The question then, during a period of geopolitical conflict, is not whether disruption will occur, but how quickly and smoothly systems can adapt when it does. At Brink’s, our approach to this particular challenge is anchored in three core principles: Infrastructure, diversification, and visibility.
Infrastructure is the foundation of resilience. A globally distributed network of high-security facilities across major trade hubs ensures continuity by allowing rapid shifts when disruptions occur. Whether that is in the UAE, Switzerland, Singapore, or the United States, these facilities enable valuable commodities to be securely stored, repositioned, and mobilised as conditions evolve. In an unpredictable environment, the ability to absorb shocks and shift assets quickly without compromising security or compliance is crucial.

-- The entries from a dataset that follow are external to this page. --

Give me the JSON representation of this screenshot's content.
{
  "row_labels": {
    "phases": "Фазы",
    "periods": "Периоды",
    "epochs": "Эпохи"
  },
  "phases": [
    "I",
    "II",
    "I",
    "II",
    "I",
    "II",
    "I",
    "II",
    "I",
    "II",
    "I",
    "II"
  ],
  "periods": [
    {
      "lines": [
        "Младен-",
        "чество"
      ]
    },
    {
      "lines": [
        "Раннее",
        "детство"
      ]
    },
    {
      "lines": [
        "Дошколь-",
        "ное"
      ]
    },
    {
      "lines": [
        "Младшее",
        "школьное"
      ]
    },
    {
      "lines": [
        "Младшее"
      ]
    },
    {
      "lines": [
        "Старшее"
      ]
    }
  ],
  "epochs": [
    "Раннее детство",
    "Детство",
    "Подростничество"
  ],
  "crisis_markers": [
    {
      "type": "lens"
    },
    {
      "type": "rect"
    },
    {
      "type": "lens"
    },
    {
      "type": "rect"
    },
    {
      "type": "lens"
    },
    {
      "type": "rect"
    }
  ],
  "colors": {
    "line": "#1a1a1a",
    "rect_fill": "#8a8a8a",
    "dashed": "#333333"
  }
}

Diversification ensures flow flexibility. Traditional logistics models, often optimised for efficiency along fixed corridors, are no longer sufficient. Today’s operating environment demands multi-route, multi-modal strategies that allow shipments to be rerouted rapidly when disruptions occur. By integrating storage and transport into a single, coordinated system, it becomes possible to maintain continuity even as specific routes or markets face constraints.
Visibility, however, is what brings resilience into focus. Real-time monitoring across operations provides the situational awareness needed to anticipate risks and respond proactively. Through centralised platforms, our teams maintain continuous oversight of shipments, facilities, and transport networks. This level of transparency goes far deeper than simply tracking assets; it is about enabling faster, more informed decision-making in moments where timing is critical.
The UAE offers a compelling example of how these principles come together in practice. As one of the most stable and strategically positioned logistics hubs in the world, the Emirates has built an ecosystem defined by advanced infrastructure, strong regulatory frameworks, and deep connectivity across global trade corridors. In many respects, operations remained business as usual throughout these past couple of months. Yet this continuity is not accidental; it is the result of deliberate investment in systems designed to withstand disruption — even when the country found itself pulled into what might yet be one of the most consequential conflicts in recent history.
Beyond transport, the scope of secure logistics continues to expand. From safeguarding high-value assets at major international exhibitions to ensuring the uninterrupted availability of cash through extensive ATM networks, resilience must be embedded across the entire financial ecosystem. In markets such as India, innovation is also reshaping how cash and digital systems interact, creating new models that enhance both security and accessibility.
None of this happens in isolation. Secure logistics operates within a broader framework that depends on close coordination with regulators, customs authorities, and law enforcement agencies. These partnerships are essential to maintaining compliant, uninterrupted cross-border flows, particularly during periods of heightened geopolitical tension.
What we are witnessing today is a broader transformation in how the logistics sector approaches risk. The emphasis is moving from efficiency to adaptability, from linear supply chains to dynamic, interconnected networks. Resilience, flexibility, and visibility are now considered non-negotiables.
Global trade will continue to evolve, shaped by shifting geopolitical dynamics and emerging economic corridors. But one constant will remain: The need for trust. It is only with this that assets will move securely, that systems will hold under pressure, and that continuity will be maintained.
In the end, the true measure of a network — be it global finance, logistics, or indeed telecommunications — is not how it performs when conditions are stable, but how effectively it responds when they are not.